Gespräche gescheitert?

Nationalwallfahrt der Piusbruderschaft

Stehen die Gespräche zwischen dem Vatikan und der traditionalistischen Piusbruderschaft vor dem Aus? Der deutsche Disktriktobere, Pater Franz Schmidberger, hat jedenfalls jetzt in einem Interview erklärt, dass die Forderungen Roms für die Gemeinschaft inakzeptabel seien. Das hört sich nicht nach Versöhnung an. Oder ist es ein weiterer Versuch, den Vatikan unter Druck zu setzen?
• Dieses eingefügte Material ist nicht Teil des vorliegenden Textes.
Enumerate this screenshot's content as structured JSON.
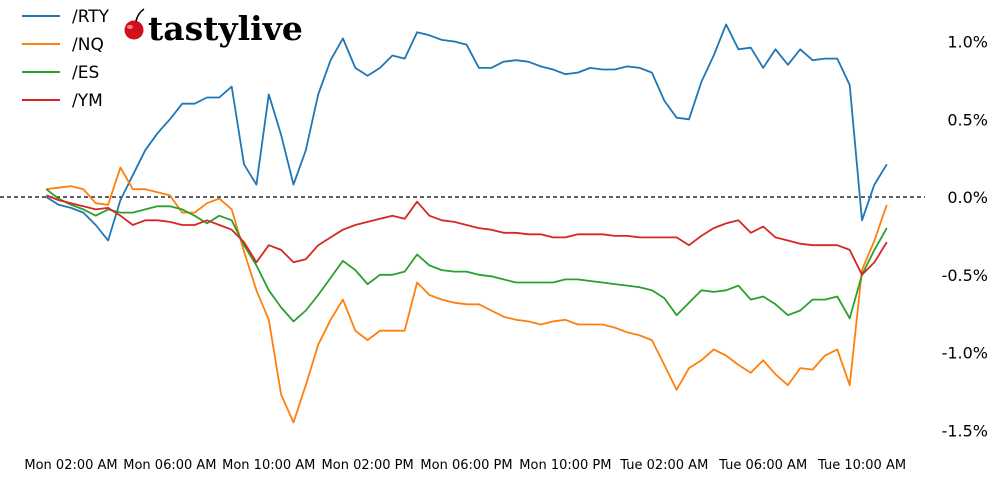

Denn natürlich ist klar, dass Papst Benedikt XVI. viel an einer Einigung gelegen ist. Er möchte Einheit und kein Schisma.

Würde die Einigung nicht gelingen, wäre das auch für ihn eine Niederlage – mit einem hohen Preis. Denn der Wirbel um die Aufhebung der Exkommunikation der vier Bischöfe der Piusbruderschaft im Januar 2009 war groß. Zum einen war bzw. ist da der Holocaustleugner Richard Williamson unter den vier Bischöfen; zum anderen brachten aber auch die zum Teil erzkonservativen Positionen der Piusbruderschaft viel Verunsicherung bei katholischen Gläubigen. Dass der Papst ausgerechnet dieser Gruppe die Hand der Versöhnung reichte, verstärkte den Verdacht, er verordne seiner Kirche eine „Rolle rückwärts“ hinter das II. Vatikanische Konzil zurück.

Die neuen Äußerungen aus den Reihen der Piusbruderschaft zeigen nun, dass Benedikt XVI. nicht zum „Ausverkauf“ des Konzils bereit ist. Zwar hat er die vorkonziliare Messe als außerordentlichen Ritus wieder zugelassen; doch fordert er gleichzeitig die volle Anerkennung der „reformierten“ nachkonzliaren Liturgie. Die Piusbrüder sollen außerdem anerkennen, dass das II. Vatikanische Konzil ungebrochen in der Reihe aller Konzilien und Lehren der katholischen Kirche stehe. Das geht für die Piusbrüder zu weit. Gehört es doch gerade zu ihrem Proprium, zentrale Inhalte des Konzils abzulehnen, weil sie darin einen Bruch mit der Tradition sehen – eben bei der Liturgie, bei Themen wie Ökumene und Religionsfreiheit.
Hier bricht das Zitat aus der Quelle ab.